6. Delegate tasks to experts. Do you shudder at the thought of doing your quarterly taxes? Create a relationship with a CPA. Do your videos make you feel as if you are on the deck of a ship in a storm? Mine do! Hire a professional videographer to do the work. (Check out Sandy Brooke’s wonderful work (www.brookevideo.com). Those to whom you delegate may reciprocate and send business your way.

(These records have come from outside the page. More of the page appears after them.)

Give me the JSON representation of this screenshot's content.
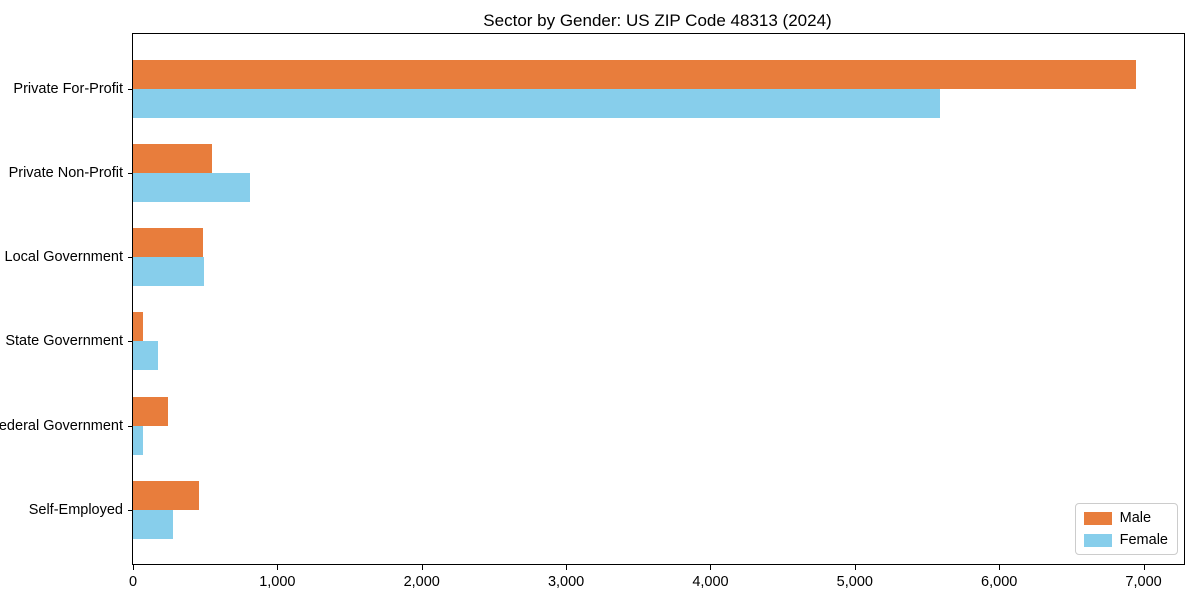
{
  "chart_data": {
    "type": "bar",
    "orientation": "horizontal",
    "title": "Sector by Gender: US ZIP Code 48313 (2024)",
    "categories": [
      "Private For-Profit",
      "Private Non-Profit",
      "Local Government",
      "State Government",
      "Federal Government",
      "Self-Employed"
    ],
    "series": [
      {
        "name": "Male",
        "color": "#e87d3c",
        "values": [
          6950,
          545,
          485,
          70,
          240,
          460
        ]
      },
      {
        "name": "Female",
        "color": "#87ceeb",
        "values": [
          5590,
          810,
          490,
          175,
          70,
          280
        ]
      }
    ],
    "xlabel": "",
    "ylabel": "",
    "xlim": [
      0,
      7280
    ],
    "x_ticks": [
      0,
      1000,
      2000,
      3000,
      4000,
      5000,
      6000,
      7000
    ],
    "x_tick_labels": [
      "0",
      "1,000",
      "2,000",
      "3,000",
      "4,000",
      "5,000",
      "6,000",
      "7,000"
    ],
    "grid": false,
    "legend_position": "lower right"
  }
}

Wearing my bunny slippers and sipping coffee at my desk while looking out into my orchard and the beautiful woods beyond often inspires me. I get to see nature in action, and watch the collaboration of wildlife. The Raccoon families who wait for their shorter-legged offspring to catch up while walking up the hill. The Blue Jay parents who each claim a tree and call out instructions and encouragement to their fledglings. The herd of Does who quietly encircle their fawns when they sense danger. All are wonderful examples of collaboration.
The economy and stress level of those suffering through it are largely out of our control. Collaboration with others, on so many levels, may just save our collective butts. It may also give you back the joy you have been missing and allow you to buy more of those bunny slippers.